The Dirty Truth About GRIs:
In November 2019, UPS announced a GRI of 4.9% on all Domestic products for 2020. You say to yourself, “So if my base rate is $8.00, I’ll be paying roughly $8.40 next year.” If only it was that simple. These annual GRIs are averages. Some weight breaks and zones have rates lower than 4.9% and some are higher than 4.9%. So, if your package was going to a neighboring state it may cost $8.35, but if it is going cross country it may be $8.50. Therefore, unless you are consistently doing analysis every year you will not know what your exact increase will be. You need to know your package distribution across weights and zones to be able to drill down to expected increase for the new year.
Okay, so now that you know the GRIs are variable it is important to know all the details. UPS, FedEx, and other carriers have all the macro shipping data. They know exactly what they are doing by using “averages.” They are weighting the highest volume shipping weights and zones with more expensive GRIs and the lower volumes shipping weights and zones see less of an increase. When in doubt, lean towards the thought process that the carriers are always trying to increase profits and are not in this to help shippers. Here is a helpful table from parcelindustry.com:
Let’s look at UPS Ground in the table above. If you are a shipper that is shipping 1-5lb Ground, then your base rates would go up an average of 4.2%. However, both 6-10 and 11-20lbs ranges will go up 5.1%. Then, the “blended average” for 1-150lb is the 4.9% announced GRI. Those are rolled up numbers, however. If you drill down further into the zone level, you will see a more realistic look at what to expect by zone and service. Not quite the 4.9% announced GRI!
How to Better Manage GRIs:
There are three main things you need to do to get better predictability of your forecasted rate increases:
1) Know Your Data – Whether you have an internal analysis team or use a 3rd party like Lessgistics, it is critical that you know the distribution of your shipments across service levels, weight breaks, and zones.
2) Negotiate GRI Caps – At any time in the negotiation process with a carrier you can institute hard GRI caps into your contracts. For example, say you are negotiating a two-year contract with UPS. You could try and negotiate to have a 2% GRI cap in Year 1 and a 2.5% GRI cap in Year 2.
3) Negotiate Custom Rate Tables – This one is a little more difficult but can be wildly impactful if you can get your carrier rep and pricing team to sign off. Essentially, with this approach you are taking the control out of the carrier’s hands. Instead of having to worry about new published rate tables at the beginning of each year you will collectively agree to have customized rate tables which will be that year’s published rates less your contracted discounts.

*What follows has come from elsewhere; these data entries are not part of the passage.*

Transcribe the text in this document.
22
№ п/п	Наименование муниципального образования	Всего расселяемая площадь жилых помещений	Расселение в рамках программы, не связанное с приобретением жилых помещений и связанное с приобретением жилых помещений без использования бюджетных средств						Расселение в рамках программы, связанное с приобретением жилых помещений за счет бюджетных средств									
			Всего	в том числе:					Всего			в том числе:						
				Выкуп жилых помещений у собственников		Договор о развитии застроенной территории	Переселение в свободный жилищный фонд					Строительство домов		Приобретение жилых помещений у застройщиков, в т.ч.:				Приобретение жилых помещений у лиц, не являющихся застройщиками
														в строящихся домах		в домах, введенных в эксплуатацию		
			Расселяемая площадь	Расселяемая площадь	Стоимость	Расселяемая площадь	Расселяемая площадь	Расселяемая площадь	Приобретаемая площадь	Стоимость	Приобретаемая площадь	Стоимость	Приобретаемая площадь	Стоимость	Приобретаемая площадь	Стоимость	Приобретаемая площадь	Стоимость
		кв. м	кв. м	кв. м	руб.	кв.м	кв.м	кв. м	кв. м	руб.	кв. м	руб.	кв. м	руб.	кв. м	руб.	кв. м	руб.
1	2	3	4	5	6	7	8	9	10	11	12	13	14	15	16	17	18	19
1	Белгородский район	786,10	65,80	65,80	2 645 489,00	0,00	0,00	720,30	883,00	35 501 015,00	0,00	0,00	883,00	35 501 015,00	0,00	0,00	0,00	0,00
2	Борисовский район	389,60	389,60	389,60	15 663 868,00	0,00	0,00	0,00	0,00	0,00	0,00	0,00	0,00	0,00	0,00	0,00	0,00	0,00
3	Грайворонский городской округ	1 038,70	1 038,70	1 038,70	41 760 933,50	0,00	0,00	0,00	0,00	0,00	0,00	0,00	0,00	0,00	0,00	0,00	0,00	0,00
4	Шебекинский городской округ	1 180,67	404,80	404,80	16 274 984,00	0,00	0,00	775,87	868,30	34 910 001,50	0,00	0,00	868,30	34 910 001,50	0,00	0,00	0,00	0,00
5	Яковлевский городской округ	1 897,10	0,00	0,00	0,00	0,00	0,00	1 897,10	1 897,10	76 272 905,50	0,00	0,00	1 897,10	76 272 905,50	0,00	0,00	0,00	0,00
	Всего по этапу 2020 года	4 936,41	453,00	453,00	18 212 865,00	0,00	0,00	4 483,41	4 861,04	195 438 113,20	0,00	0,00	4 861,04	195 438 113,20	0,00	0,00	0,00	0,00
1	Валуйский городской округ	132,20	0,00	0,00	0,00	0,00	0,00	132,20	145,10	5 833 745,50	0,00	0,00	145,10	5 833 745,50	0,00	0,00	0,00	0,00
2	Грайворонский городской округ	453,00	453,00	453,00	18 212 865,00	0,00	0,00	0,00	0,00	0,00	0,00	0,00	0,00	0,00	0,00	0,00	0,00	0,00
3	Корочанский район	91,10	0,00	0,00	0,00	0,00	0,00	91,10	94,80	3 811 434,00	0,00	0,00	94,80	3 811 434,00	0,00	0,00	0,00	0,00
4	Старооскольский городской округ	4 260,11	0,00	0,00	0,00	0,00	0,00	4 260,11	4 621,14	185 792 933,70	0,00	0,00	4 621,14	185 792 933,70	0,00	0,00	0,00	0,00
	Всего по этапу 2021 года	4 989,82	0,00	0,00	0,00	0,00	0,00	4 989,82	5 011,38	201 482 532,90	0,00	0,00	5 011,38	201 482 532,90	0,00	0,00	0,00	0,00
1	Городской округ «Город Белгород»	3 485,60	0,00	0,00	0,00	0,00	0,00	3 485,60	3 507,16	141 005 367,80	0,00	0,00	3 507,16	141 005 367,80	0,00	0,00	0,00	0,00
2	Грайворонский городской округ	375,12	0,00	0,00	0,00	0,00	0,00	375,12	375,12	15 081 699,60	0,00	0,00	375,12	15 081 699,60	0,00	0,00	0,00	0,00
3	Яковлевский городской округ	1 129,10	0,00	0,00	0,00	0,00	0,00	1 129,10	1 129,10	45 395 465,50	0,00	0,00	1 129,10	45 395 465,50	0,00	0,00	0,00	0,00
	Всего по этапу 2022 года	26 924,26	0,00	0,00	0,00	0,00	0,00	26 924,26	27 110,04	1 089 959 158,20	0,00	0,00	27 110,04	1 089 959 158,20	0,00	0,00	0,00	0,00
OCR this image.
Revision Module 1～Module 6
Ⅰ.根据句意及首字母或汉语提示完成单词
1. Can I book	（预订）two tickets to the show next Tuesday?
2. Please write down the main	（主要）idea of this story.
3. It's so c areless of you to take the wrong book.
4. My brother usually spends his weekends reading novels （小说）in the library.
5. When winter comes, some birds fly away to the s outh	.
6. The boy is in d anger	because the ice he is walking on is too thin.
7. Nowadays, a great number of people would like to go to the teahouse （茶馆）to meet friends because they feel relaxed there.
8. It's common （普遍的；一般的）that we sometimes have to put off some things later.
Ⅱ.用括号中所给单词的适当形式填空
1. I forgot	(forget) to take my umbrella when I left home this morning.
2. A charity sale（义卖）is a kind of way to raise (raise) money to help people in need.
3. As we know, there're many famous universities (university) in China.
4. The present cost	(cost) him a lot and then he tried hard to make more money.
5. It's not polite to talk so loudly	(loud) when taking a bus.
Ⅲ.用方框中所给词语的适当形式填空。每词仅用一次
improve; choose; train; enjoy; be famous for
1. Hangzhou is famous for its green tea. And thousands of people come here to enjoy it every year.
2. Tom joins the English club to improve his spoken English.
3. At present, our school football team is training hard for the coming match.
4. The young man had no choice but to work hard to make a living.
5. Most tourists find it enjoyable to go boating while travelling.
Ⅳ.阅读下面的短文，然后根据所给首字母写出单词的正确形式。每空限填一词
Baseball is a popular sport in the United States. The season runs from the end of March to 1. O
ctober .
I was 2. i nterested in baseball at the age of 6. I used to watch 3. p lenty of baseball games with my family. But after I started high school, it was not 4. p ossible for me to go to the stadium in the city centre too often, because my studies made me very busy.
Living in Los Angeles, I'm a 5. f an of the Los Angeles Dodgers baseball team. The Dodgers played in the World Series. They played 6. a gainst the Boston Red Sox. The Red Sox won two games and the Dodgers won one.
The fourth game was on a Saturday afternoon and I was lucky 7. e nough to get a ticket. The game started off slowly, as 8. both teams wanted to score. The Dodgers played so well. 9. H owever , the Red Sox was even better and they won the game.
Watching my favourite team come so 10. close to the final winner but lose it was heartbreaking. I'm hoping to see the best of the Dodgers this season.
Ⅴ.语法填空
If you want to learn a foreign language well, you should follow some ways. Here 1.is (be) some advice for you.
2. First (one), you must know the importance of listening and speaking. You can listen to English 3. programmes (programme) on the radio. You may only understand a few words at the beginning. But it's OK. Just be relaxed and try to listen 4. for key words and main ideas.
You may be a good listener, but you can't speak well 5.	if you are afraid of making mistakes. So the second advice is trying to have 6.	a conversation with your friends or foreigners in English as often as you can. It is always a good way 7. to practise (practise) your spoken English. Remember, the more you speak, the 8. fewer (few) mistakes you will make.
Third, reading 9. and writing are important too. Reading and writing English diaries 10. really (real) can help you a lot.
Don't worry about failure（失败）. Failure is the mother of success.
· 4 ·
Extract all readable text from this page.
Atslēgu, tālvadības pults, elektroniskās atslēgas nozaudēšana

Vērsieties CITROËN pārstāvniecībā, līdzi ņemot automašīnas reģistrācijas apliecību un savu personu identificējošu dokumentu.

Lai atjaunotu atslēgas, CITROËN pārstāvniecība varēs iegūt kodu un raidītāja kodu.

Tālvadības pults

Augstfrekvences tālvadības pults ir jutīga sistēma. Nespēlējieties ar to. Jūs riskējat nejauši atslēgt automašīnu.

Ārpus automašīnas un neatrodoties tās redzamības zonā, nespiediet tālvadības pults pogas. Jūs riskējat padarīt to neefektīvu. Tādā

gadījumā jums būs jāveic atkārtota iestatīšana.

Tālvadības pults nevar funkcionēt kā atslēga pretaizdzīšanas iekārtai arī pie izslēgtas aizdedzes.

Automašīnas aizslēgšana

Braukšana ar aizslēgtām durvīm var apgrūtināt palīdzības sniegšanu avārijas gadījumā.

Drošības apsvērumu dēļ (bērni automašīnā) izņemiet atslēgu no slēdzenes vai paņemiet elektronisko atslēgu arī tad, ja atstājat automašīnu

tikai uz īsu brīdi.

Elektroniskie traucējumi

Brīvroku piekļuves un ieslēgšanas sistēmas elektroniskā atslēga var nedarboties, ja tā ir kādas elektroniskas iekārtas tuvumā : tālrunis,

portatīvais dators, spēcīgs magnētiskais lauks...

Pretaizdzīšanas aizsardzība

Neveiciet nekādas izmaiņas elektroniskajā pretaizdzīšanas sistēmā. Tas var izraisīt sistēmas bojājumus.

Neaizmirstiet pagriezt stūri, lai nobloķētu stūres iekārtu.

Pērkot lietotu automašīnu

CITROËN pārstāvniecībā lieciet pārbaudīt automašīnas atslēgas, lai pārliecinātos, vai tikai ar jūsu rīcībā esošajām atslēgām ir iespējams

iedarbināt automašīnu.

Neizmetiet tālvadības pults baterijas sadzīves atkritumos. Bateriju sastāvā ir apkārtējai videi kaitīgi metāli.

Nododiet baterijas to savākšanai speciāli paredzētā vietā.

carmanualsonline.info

Then, when a new year rolls around you will only take your GRI across all services, weight breaks and zones. There will be no variability. In the past decade, carriers have started to move away from this approach as it costs them margin and requires manual manipulation on the pricing team’s part.
Understanding GRIs is critical to your business. Transportation continues to be one of the fastest growing cost centers in any type of business and all shippers should be trying to lower the impact. It is crucial you know your data inside and out (because the carrier already does) as it will help you make educated negotiations during your Request for Quotes (RFQs). Having predictability with a smartly negotiated contract can make a world of difference.